IMAGE COURTESY THE ARTIST.
Intent on reversing the power structures inherent in social gatherings, Minujín began Minucode by placing advertisements, in the form of questionnaires, in a variety of New York City newspapers. Each questionnaire invited participants to code themselves by placing their occupation under Business, Politics, Fashion or Art. The questionnaire, to give an accurate depiction of the time the piece was written in, also asked participants to list “What type of materials turn you on?” and, as a sub-question: “do you like to play with your shadow?” Despite this playful manner of questioning, which one would think would make the political set run for the hills, the artist received roughly 1,000 mailed-in questionnaires. Dividing out the respondents to their respective professions, in the third week of May in 1968 the artist created a series of four cocktail parties (only business people would attend the “business party,” etc.). When questioned as to why she felt the piece was so thoroughly accepted by guests “It was because I did it at the place that was [affiliated with Rockefeller,” says Minujín. “I did it in the right place, at that moment. It [Center for Inter-America Relations] was a snobbish place, so that’s why the politicians, who never came to [art events], came to these. [And] for me, the social situation was the work of art.”
What occurred at these parties, claims Minujín, was a startling similarity in codes of behavior. “The only difference was the clothing,” claims the artist. “The politicians were all in black, the business people were all in brown, the fashion people were all in pink and gold (with Diana Vreeland as headmaster), and the art people (John Perrault and Al Hansen, among many others) were in red and blue.” Minujín filmed each party, and then displayed the films in the gallery space, dividing the film of each party into intervals. Of the visual experience, says Minujín “It was 10 minutes black, 10 minutes brown, 10 minutes pink and gold-like that.” Unfortunately for the films, after the artist left New York, she got caught up in another social milieu, to dire consequences: “I became a hippie and traveled all over the world-and [all the Minucode films] got lost. It’s a real miracle we found the film from one of the projectors, containing images of the four cocktails from one angle. [It] was found in LA, and someone who worked at Americas Society had it and gave it to (deceased art critic) Olivier Debroise. Then it was found by Cuauhtémoc Medina in Mexico (Tate curator at the time and friend of Debroise), who took it from [Debroise’s] room after his death and brought it to me in 2006.”

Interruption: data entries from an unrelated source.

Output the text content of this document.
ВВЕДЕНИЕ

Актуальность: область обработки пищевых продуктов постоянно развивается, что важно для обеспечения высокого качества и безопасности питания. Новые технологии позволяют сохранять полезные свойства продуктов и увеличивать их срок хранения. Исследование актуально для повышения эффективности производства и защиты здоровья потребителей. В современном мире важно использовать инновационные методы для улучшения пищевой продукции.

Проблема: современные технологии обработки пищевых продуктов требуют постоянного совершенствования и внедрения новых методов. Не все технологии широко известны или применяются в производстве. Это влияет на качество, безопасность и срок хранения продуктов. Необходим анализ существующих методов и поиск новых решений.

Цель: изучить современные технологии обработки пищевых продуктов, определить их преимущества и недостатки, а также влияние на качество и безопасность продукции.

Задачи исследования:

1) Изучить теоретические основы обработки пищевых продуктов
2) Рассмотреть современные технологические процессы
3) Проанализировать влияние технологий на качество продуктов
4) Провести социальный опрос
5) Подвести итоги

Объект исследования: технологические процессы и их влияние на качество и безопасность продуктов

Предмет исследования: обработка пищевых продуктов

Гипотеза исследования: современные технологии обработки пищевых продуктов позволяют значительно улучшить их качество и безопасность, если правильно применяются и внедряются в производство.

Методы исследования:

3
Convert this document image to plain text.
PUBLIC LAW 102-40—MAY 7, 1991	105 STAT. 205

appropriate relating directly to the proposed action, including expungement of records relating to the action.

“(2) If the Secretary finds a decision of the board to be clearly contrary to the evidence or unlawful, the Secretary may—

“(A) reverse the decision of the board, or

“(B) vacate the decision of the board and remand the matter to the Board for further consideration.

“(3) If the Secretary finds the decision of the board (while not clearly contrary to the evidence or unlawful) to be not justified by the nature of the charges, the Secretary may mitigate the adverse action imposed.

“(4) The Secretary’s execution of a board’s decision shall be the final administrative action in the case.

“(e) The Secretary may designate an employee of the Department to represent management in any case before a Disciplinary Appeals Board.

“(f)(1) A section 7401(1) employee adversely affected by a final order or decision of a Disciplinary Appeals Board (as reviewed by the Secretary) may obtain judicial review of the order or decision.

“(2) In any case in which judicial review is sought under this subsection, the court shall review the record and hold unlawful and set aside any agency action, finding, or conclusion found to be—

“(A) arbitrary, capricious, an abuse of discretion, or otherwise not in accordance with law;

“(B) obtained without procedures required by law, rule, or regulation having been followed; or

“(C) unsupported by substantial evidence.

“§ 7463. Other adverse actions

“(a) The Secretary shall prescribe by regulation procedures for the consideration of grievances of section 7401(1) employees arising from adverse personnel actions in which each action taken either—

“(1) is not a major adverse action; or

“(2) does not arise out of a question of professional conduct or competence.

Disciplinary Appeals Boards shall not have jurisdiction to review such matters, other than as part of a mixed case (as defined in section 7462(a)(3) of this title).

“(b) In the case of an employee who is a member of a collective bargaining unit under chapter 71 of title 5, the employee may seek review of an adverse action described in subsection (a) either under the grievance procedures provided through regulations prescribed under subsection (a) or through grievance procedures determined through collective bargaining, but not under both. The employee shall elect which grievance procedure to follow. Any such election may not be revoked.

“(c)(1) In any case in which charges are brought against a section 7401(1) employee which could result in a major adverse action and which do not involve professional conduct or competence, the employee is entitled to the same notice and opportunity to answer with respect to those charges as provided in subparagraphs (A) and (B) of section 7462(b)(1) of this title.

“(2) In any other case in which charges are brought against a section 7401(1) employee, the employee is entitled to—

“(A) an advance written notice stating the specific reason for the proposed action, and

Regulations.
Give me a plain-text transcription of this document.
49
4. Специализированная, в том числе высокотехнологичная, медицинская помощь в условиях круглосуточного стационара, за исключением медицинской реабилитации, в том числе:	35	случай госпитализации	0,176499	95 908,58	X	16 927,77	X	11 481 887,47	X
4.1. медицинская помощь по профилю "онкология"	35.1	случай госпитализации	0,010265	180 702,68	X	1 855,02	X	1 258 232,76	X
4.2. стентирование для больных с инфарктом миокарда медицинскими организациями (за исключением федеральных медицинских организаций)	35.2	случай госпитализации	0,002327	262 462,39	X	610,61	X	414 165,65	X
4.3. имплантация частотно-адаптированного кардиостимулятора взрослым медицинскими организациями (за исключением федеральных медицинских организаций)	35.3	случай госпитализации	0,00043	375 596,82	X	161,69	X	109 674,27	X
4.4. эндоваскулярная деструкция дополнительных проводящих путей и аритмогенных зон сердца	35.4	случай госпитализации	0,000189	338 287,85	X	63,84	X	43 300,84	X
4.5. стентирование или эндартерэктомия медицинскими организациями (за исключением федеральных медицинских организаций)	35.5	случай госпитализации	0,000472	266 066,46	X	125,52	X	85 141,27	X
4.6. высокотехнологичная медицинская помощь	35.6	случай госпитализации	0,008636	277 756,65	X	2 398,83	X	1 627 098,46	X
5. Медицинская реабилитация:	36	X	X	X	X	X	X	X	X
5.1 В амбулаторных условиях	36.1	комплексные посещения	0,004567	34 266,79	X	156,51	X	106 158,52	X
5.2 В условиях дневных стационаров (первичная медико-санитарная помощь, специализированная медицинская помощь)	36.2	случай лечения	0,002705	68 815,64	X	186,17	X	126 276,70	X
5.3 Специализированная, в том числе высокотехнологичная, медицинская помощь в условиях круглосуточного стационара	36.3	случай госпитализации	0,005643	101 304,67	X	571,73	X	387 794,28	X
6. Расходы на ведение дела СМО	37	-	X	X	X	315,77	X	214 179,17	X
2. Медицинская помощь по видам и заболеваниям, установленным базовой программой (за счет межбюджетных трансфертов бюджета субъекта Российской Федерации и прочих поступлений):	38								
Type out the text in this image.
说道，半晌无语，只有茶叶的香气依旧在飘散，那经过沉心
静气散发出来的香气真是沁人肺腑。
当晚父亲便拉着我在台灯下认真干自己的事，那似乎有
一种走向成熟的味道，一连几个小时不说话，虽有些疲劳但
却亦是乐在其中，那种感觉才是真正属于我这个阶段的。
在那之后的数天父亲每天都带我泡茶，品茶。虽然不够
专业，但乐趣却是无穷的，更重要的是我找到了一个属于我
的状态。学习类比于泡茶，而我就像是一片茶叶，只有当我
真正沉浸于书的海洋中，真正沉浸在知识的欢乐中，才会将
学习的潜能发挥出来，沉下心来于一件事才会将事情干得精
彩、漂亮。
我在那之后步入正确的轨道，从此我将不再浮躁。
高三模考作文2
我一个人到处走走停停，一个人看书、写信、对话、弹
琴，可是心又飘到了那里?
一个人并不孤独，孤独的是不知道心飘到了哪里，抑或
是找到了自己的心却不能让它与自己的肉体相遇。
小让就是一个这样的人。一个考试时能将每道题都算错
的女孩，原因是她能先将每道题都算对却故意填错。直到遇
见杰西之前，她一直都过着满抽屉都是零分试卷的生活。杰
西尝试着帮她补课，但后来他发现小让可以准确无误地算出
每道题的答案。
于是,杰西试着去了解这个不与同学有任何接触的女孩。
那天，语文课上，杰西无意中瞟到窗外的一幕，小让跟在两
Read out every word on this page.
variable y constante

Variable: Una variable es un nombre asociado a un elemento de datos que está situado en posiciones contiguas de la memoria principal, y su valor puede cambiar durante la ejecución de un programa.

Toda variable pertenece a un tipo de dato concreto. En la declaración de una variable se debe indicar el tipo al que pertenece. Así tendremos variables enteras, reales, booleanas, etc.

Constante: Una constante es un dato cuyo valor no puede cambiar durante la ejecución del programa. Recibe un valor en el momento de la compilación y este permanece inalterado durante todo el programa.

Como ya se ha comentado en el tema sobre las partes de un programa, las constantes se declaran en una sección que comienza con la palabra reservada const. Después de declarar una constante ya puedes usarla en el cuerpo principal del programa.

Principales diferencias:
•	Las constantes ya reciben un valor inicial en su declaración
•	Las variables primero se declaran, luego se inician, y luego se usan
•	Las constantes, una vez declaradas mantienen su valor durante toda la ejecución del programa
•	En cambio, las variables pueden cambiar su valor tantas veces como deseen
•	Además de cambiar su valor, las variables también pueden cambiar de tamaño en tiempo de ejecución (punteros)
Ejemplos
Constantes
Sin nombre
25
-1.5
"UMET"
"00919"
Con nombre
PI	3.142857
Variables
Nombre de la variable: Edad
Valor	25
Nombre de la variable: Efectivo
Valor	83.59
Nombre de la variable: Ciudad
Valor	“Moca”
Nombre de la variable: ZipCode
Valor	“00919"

The film now showing at the Americas Society is projected oversized on four walls, and just by viewing one’s shadow implicates you as an attendee of each cocktail party. The films come with still images from the parties, mostly portraits, and an interactive slideshow that the original guests created with artist Tony Martin, the then Visual Director of The Electric Circus. A panel discussion held earlier in the month was titled “The World is So Boring,” in honor of New York Times critic Grace Glueck, who borrowed this quote—”The world is so boring, I have to think of things continually to keep myself tense”-from artist Nam June Paik, and who wrote extensively on Minujín’s work. Included on the panel was the artist Carolee Schneemann, though Minujín laughs: “Carolee isn’t even sure she came [to Minucodes]! There was a lot of drinking then. We were all drunk.” But, as this show proves, friends-in attendance or absentia-are always key to any art movement, not just the movement of “happenings” that Minujín is most often credited to. Also exhibited in the show are letters and articles related to Minujín. One particularly poignant letter came to the artist by way of critic and philosopher Pierre Restany, who awarded Minujín the 1964 Torquato Di Tella Institute prize. The note advises Minujín to keep her spirits up in the face of New York’s “whole subtle blend of social standing, art world politics, self-interested friendships and scheming.”
MINUCODES IS ON VIEW THROUGH JUNE 12. THE AMERICAS SOCIETY IS LOCATED AT 680 PARK AVENUE, NEW YORK.